A third compiler is also able to compile source files written for xfst and lexc, the foma compiler.
The Xerox tools are: twolc (for morphophonology), lexc (for morphology), xfst (for compiling the final transducer) , and lookup (for analysis and generation). Hfst has the same tools (called hfst-twolc, hfst-xfst, etc.) as well as a long list of other tools.
The Xerox tools can be found at fsmbook.com. They are documented in the book referred to on that page (Beesley and Karttunen), we strongly recommend anyone working on morphological transducers, both with Xerox and hfst, to buy the book.
The programs are activated by printing e.g. lexc
and then pressing the
enter key.
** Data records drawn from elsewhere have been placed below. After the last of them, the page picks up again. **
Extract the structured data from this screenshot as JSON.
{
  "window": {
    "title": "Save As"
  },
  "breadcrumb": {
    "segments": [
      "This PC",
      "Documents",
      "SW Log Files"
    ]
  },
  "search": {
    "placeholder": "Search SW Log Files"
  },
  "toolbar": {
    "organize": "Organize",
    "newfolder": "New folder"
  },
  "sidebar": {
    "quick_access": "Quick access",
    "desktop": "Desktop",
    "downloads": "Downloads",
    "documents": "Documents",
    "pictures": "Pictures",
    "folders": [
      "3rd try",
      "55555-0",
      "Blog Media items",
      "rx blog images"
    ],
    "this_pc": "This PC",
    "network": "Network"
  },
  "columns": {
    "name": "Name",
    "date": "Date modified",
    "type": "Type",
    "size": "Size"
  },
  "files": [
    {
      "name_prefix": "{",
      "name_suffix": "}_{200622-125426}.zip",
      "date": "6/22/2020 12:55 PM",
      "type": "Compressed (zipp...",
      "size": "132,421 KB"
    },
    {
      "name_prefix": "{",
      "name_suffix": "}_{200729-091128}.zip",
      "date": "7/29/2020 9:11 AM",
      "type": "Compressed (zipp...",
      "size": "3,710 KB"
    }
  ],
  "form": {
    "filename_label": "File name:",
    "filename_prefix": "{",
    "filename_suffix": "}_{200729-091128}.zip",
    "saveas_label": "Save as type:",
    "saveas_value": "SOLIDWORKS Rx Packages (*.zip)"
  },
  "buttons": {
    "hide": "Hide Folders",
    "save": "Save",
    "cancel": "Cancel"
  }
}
The tools are documented in Karttunen / Beesley Finite-State
Morphology: Xerox Tools and Techniques. The
tools may also be installed on your own machine, be it on Mac OSX, Linux
or Windows. One version of the software is found on the CD accompanying
the book, for the latest version, ask Trond for reference.
The hfst tools are downloaded as described in the Getting started page. Documentation is found at the hfst wiki. For installation, see also our hfst3 installation page. Note that the documentation is mainly technical, for a pedagogical introduction, we still recommend the Beesley and Karttunen book.
Måns Huldén’s Foma may be downloadet at bitbucket.org/mhulden/foma. See our Foma documentation.
The easiest and the most effective way to do this (although a little scary at first) is to use commandline tools. We have made a short introduction in English and a longer document in Norwegian on this topic. The introduction on how to use our parser is also an excellent introduction on how to combine the individual tools.